The Reverend David Gage gives us instructions on what to pay attention to:

  • Pay attention to the wider world and we will see how much the rhetoric of exaggeration and catastrophizing permeates society, government, and media, stoking the fires of fear. Counter it with education and keeping ourselves informed with a larger perspective and an open mind. Question, for example, why threats to our safety are more important than threats to our civil liberties. Question our leaders when they would use the rhetoric of fear.
  • Pay attention to the meaning we chose to make in our lives, and the purposes for which we chose to live. Ethics matter, both personally and nationally. Counter fear by living according to principles of morality. Question the consequences of the choices we make, individually and collectively.
  • Pay attention and we will find our own personal fears, often wearing the masks of protectors. Identify them and look at them. Counter them by uncovering the ways in which we are blinded by that which we believe will protect us. Question whether it does.
  • Pay attention to our own histories. Recall a time when we broke through fear. Counter our anxiety by recovering our sense of competence. Remember our sense of confidence and know that we can live with some ambiguity. We can live with some vulnerability. We can live with some risk of loss.
  • Pay attention to other people. See how they handle adversity and fear. Counter our fear through inspiration from others. Question ourselves when we perceive that we have become rigid and closed.
  • Pay attention to our faith, whether it is in ourselves, in other people, in spirit, in nature, and on. Counter fear through connections to something and someone larger than oneself. Open our hearts. Open our minds. Simply love as our Unitarian Universalists values call us to do.


Fear exists as part of our human condition and it is a realistic response to the reality of engagement with life. Nevertheless, we cannot live as a servant of fear because that only grows more fear, less engagement, diminished connections. It overshadows the presence of love in our lives and that does not help us.

Fear is the root of the problem. The only thing which will improve our present condition is the taming of our fear. We must act on courage. Courage to think differently, speak loudly, and challenge directly the systems which we know to be unjust.  We choose to counter fear with love.  Choice is one of Viktor Frankl’s big ideas.  He speaks of being in the concentration camps and having everything taken away except one thing:

He writes, the last of the human freedoms – to choose one’s attitude in any given set of circumstances, to choose one’s own way.   And there were always choices to make.  Every day, every hour, offered the opportunity to make a decision, a decision which determined whether you would or would not submit to those powers which threatened to rob you of your very self, your inner freedom….    

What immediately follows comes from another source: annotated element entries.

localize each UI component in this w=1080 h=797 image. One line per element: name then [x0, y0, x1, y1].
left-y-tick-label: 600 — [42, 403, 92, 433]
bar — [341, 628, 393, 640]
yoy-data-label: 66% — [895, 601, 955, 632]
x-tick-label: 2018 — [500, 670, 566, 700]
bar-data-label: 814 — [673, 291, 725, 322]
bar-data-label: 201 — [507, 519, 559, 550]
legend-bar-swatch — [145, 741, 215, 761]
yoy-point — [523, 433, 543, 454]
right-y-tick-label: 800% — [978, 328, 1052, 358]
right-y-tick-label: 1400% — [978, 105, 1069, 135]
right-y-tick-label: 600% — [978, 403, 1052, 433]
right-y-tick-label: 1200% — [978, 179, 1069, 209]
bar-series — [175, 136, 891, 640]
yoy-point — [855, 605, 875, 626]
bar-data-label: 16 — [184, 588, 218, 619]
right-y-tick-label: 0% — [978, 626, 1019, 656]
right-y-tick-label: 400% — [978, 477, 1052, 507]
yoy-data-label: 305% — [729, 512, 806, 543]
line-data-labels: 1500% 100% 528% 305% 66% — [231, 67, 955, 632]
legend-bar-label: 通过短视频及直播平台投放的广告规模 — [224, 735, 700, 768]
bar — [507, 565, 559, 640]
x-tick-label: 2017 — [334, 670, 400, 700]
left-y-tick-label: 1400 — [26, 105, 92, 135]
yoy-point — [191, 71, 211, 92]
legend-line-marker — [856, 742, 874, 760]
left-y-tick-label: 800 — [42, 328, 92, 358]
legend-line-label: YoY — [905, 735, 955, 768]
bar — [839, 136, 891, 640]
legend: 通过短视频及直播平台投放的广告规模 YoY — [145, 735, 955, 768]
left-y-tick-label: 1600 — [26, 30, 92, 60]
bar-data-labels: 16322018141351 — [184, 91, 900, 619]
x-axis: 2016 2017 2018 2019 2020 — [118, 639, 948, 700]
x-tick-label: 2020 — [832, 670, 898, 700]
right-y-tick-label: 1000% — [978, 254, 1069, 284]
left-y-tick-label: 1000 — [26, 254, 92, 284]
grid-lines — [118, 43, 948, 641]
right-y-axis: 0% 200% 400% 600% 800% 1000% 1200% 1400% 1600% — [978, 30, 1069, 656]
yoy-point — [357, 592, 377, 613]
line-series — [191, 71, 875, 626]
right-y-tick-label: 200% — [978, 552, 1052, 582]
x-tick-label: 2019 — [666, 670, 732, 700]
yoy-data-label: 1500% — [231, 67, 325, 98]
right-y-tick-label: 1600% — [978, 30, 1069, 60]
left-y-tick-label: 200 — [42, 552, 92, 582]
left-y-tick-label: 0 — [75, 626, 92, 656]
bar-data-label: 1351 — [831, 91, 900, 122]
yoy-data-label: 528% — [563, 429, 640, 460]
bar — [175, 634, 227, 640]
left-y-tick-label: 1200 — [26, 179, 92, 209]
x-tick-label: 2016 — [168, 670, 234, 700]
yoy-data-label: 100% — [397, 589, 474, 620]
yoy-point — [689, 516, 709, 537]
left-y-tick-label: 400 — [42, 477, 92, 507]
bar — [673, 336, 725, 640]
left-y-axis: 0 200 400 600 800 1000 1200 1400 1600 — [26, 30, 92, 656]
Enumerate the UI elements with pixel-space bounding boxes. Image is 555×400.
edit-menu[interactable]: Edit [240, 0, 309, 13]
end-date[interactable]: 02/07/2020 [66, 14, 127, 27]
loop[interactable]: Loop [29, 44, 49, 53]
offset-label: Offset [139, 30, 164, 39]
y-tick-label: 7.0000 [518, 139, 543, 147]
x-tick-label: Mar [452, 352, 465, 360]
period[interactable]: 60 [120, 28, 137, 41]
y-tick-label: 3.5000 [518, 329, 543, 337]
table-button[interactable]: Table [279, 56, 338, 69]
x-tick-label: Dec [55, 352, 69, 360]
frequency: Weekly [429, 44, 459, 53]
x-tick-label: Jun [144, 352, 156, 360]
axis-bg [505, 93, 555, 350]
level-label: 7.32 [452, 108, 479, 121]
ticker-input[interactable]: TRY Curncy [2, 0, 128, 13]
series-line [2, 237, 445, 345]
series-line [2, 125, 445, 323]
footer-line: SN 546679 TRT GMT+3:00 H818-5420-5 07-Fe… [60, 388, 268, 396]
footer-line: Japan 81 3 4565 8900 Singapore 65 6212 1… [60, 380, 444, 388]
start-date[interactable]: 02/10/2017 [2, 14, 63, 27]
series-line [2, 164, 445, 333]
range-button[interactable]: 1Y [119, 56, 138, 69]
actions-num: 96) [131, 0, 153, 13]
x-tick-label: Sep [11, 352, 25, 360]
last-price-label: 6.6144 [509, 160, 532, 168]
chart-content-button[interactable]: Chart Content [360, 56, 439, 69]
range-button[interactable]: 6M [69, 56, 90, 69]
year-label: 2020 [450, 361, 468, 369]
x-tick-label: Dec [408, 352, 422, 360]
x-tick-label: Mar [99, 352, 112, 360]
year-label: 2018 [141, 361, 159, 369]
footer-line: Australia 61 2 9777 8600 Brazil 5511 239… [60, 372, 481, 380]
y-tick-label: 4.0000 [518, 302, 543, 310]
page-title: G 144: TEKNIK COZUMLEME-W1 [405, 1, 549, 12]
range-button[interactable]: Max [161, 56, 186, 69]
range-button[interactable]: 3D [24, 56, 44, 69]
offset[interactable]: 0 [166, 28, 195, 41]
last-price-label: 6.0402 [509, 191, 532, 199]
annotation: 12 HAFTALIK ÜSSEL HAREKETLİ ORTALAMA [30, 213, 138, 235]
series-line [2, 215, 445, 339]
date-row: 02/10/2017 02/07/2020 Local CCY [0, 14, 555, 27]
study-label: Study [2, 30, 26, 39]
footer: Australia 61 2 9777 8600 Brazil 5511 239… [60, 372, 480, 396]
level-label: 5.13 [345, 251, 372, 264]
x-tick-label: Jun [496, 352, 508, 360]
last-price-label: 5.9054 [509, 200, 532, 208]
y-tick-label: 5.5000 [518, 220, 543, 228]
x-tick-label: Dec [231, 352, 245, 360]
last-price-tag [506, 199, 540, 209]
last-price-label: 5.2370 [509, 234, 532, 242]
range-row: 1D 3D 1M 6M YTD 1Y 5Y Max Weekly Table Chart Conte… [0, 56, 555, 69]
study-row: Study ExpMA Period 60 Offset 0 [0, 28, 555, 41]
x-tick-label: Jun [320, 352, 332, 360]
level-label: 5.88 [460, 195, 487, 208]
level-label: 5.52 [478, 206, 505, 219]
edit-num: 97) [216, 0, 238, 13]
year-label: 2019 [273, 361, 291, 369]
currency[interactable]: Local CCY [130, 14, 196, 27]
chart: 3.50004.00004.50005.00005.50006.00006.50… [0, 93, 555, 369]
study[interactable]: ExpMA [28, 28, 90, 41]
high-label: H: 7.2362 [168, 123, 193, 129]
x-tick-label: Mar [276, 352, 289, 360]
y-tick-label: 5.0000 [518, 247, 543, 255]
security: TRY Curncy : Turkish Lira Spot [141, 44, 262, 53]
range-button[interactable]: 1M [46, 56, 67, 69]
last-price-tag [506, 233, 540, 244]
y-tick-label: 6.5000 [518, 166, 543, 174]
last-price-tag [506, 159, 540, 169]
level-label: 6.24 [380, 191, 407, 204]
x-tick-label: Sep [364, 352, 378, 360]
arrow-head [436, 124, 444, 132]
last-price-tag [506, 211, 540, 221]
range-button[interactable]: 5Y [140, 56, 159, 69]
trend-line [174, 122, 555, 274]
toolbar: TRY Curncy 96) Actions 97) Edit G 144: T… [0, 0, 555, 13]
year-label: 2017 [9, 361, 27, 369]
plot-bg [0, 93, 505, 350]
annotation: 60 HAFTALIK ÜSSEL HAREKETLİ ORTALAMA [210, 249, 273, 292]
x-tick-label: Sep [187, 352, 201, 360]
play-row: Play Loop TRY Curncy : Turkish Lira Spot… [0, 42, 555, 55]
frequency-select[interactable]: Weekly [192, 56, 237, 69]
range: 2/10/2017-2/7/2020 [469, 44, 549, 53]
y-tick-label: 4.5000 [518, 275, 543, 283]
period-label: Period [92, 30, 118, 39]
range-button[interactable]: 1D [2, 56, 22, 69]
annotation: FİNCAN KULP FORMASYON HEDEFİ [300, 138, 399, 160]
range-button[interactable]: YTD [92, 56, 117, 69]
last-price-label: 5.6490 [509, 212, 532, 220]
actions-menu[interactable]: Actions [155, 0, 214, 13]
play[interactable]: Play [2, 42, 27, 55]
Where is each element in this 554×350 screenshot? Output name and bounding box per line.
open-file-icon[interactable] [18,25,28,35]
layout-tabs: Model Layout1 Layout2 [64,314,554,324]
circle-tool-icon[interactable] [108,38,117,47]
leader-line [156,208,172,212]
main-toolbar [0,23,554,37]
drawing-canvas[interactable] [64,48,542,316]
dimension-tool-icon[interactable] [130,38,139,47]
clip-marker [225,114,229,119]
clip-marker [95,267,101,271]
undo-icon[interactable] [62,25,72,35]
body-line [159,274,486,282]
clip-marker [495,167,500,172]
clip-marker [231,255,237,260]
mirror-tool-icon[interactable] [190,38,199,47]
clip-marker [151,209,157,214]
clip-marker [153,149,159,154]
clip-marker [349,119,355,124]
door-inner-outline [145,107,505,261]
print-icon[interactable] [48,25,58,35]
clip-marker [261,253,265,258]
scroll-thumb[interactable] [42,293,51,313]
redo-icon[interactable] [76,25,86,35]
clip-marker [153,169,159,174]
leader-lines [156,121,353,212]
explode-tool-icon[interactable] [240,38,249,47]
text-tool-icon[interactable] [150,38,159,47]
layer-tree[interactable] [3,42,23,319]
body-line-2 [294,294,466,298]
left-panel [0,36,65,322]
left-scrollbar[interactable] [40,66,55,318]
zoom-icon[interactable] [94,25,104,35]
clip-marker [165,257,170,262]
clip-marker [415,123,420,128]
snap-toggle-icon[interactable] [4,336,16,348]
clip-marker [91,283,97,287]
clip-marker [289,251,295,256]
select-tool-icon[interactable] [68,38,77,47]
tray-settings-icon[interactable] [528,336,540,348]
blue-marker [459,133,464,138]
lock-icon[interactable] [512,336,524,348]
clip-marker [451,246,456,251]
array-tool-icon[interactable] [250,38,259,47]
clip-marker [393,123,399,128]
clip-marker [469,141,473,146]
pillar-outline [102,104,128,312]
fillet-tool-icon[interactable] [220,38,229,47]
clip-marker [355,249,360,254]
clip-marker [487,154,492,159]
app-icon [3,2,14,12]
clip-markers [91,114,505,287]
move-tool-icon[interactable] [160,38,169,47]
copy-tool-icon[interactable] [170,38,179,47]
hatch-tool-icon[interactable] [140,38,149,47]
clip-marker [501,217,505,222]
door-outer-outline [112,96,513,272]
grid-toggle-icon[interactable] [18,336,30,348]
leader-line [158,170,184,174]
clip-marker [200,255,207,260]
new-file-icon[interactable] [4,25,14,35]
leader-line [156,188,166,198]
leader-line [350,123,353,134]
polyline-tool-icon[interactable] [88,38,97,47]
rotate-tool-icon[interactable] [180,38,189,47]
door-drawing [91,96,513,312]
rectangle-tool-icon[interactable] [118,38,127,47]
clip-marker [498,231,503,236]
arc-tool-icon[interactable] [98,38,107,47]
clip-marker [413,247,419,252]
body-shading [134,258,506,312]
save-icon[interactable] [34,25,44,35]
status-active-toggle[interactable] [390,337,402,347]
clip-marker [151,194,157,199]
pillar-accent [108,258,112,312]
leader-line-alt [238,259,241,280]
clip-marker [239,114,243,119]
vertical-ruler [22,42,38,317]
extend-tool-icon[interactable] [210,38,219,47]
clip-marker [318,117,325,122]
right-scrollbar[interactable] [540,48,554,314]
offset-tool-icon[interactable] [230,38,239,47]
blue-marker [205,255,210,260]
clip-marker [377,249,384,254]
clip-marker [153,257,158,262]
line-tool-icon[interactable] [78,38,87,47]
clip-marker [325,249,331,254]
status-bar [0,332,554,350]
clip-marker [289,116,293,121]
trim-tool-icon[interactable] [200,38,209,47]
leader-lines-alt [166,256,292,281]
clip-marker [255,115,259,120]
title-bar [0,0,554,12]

He goes on, The way in which a man accepts his fate and all the suffering it entails, the way in which he takes up his cross, gives him ample opportunity – even under the most difficult circumstances – to add a deeper meaning to his life.  It may remain brave, dignified and unselfish.   Or in the bitter fight for self-preservation he may forget his human dignity and become no more than an animal.  Here lies the chance for a man either to make use of or to forego the opportunities of attaining the values that a difficult situation may afford him.
May we counter our culture of fear. May we cultivate love; may we cultivate peace; may we cultivate joy. May we live generously and strongly, singing our song of praise and thanks for all that is our life. May it be so.


Love vs Fear, a sermon delivered by The Rev CJ McGregor at 1stUUPB Feb 7, 2016.